Стихотворение Мандельштама усиливает ощущение, что произведение Шиллера выражает ностальгию по дохристианским временам. Надломленный хлеб в заключительных строках можно понимать как аллюзию на евхаристию: к ней отсылает прилагательное, напоминая об истерзанном теле Христа[388]
. Более того, уместность подобного толкования подтверждается следующей строкой, в которой евхаристический (или же добытый тяжелым трудом) хлеб противопоставляется не только идиллической пище пастухов, но и элементам древнегреческого возлияния в честь мертвых[389]. В этой последней строфе мы наблюдаем мучительную ностальгию по более простым, идеальным временам и пространствам, свободным от «скрипучего труда» и нужды; по временам, когда колесо истории — если взять лишь один возможный ряд ассоциаций — вращалось легко и плавно, без резких и кровавых поворотов — революций и гражданских войн. Однако мы также видим и ностальгию по незамысловатому в плане морали дохристианскому миру, миру еще-пока-забытого христианства. Тяга ретроградного времени, таким образом, еще не преодолена, хотя евхаристия уже и вертится на кончике языка поэта[390].Как мы уже отметили, для Ницше идиллическое начало александрийской культуры находит высшее выражение в искусстве оперы. Ряд исследователей отмечали во второй половине сборника Мандельштама неоднократные отсылки к современной (выполненной Мейерхольдом, Головиным и Фокиным) постановке оперы Глюка «Орфей и Эвридика»[391]
. Эта опера особенно хорошо подходит для того, чтобы вытеснить собой трагический театр, в цвета которого окрашено начало сборника. Во-первых, в этой опере есть крайне необычный акцент на хоре. Во-вторых, те фурии, что вновь обретают власть в мандельштамовском диптихе, в опере умиротворяются пением Орфея.

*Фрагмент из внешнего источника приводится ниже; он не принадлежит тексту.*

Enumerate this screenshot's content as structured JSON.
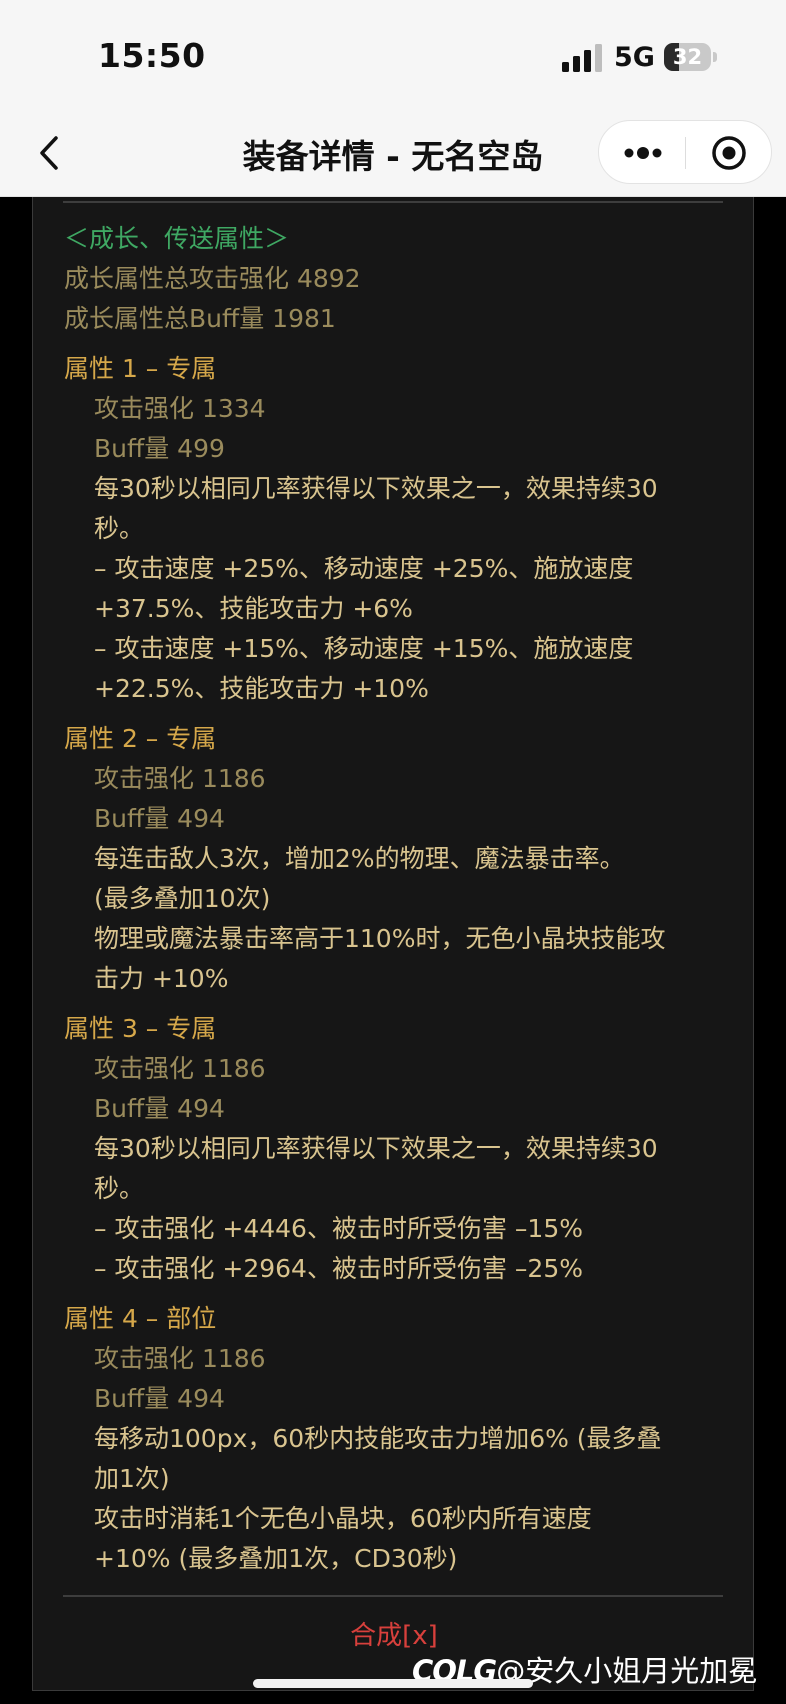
{
  "status_bar": {
    "time": "15:50",
    "network": "5G",
    "battery": 32
  },
  "nav": {
    "title": "装备详情 - 无名空岛"
  },
  "growth": {
    "header": "＜成长、传送属性＞",
    "total_attack": "成长属性总攻击强化 4892",
    "total_buff": "成长属性总Buff量 1981"
  },
  "attributes": [
    {
      "title": "属性 1 – 专属",
      "attack": "攻击强化  1334",
      "buff": "Buff量  499",
      "lines": [
        "每30秒以相同几率获得以下效果之一，效果持续30",
        "秒。",
        "– 攻击速度 +25%、移动速度 +25%、施放速度",
        "+37.5%、技能攻击力 +6%",
        "– 攻击速度 +15%、移动速度 +15%、施放速度",
        "+22.5%、技能攻击力 +10%"
      ]
    },
    {
      "title": "属性 2 – 专属",
      "attack": "攻击强化  1186",
      "buff": "Buff量  494",
      "lines": [
        "每连击敌人3次，增加2%的物理、魔法暴击率。",
        "(最多叠加10次)",
        "物理或魔法暴击率高于110%时，无色小晶块技能攻",
        "击力 +10%"
      ]
    },
    {
      "title": "属性 3 – 专属",
      "attack": "攻击强化  1186",
      "buff": "Buff量  494",
      "lines": [
        "每30秒以相同几率获得以下效果之一，效果持续30",
        "秒。",
        "– 攻击强化 +4446、被击时所受伤害 –15%",
        "– 攻击强化 +2964、被击时所受伤害 –25%"
      ]
    },
    {
      "title": "属性 4 – 部位",
      "attack": "攻击强化  1186",
      "buff": "Buff量  494",
      "lines": [
        "每移动100px，60秒内技能攻击力增加6% (最多叠",
        "加1次)",
        "攻击时消耗1个无色小晶块，60秒内所有速度",
        "+10% (最多叠加1次，CD30秒)"
      ]
    }
  ],
  "synth_label": "合成[x]",
  "watermark": {
    "logo": "COLG",
    "text": "@安久小姐月光加冕"
  },
  "icons": {
    "back": "chevron-left-icon",
    "more": "more-dots-icon",
    "close": "target-close-icon",
    "signal": "cellular-signal-icon",
    "battery": "battery-icon"
  },
  "colors": {
    "panel_bg": "#161616",
    "green_header": "#3fa863",
    "attr_title": "#d6a84a",
    "muted_stat": "#9a8b5c",
    "body_text": "#d9c48f",
    "synth": "#d8403c"
  }
}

Наконец, сюжет «Орфея и Эвридики» служит мифопоэтическим аналогом драмы припоминания (Для более широкого понимания контекста «Tristia» важно также вспомнить, что христианство возникло в александрийскую эпоху. Говоря словами Блока, это была та эпоха, «в которой надлежало родиться Слову»[393]
. «Tristia» кончается стихотворением «Исакий под фатой молочной белизны…» (1921), которое можно понять как апофеоз воскресшего в памяти христианства[394]. В нем, если рассматривать его вместе со стихотворением «О, этот воздух, смутой пьяный…», совершается евхаристия христианской культуры посредством изображения физических соборов-«сосудов», которые берегут христианские откровение и веру в настоящем и проносят их в подразумеваемое будущее.Обряд евхаристии явно имел для Мандельштама (как и для Иванова) символическое значение. В 1915 г., т. е. за год до первых стихотворений «Tristia», Мандельштам написал стихотворение «Вот дароносица, как солнце золотое…», озаглавленное в раннем варианте «Евхаристия». Оно экстатично по тону и описывает «великолепный миг» вневременной и безграничной радости, когда перед прихожанами поднимают дарохранительницу — богато украшенный ларец со святыми дарами.
Важно, что в этом стихотворении Мандельштам использует неверное слово для обозначения дарохранительницы. Употребляя вместо более правильного термина «дарохранительница» термин «дароносица», который означает, строго говоря, маленький ковчег, используемый для переноски даров из церкви к больным и умирающим, Мандельштам — сознательно или нет — подчеркивает, что евхаристия и дары могут быть сохранены в целости и перенесены через время и пространство. Важно здесь и то, что православные дарохранительницы часто изготовляются в форме церкви. И в стихотворении «О, этот воздух, смутой пьяный…», и в стихотворении «Исакий под фатой молочной белизны…» русские соборы — это те ковчеги/дароносицы, которые проносят христианское откровение сквозь время тревог и опасностей.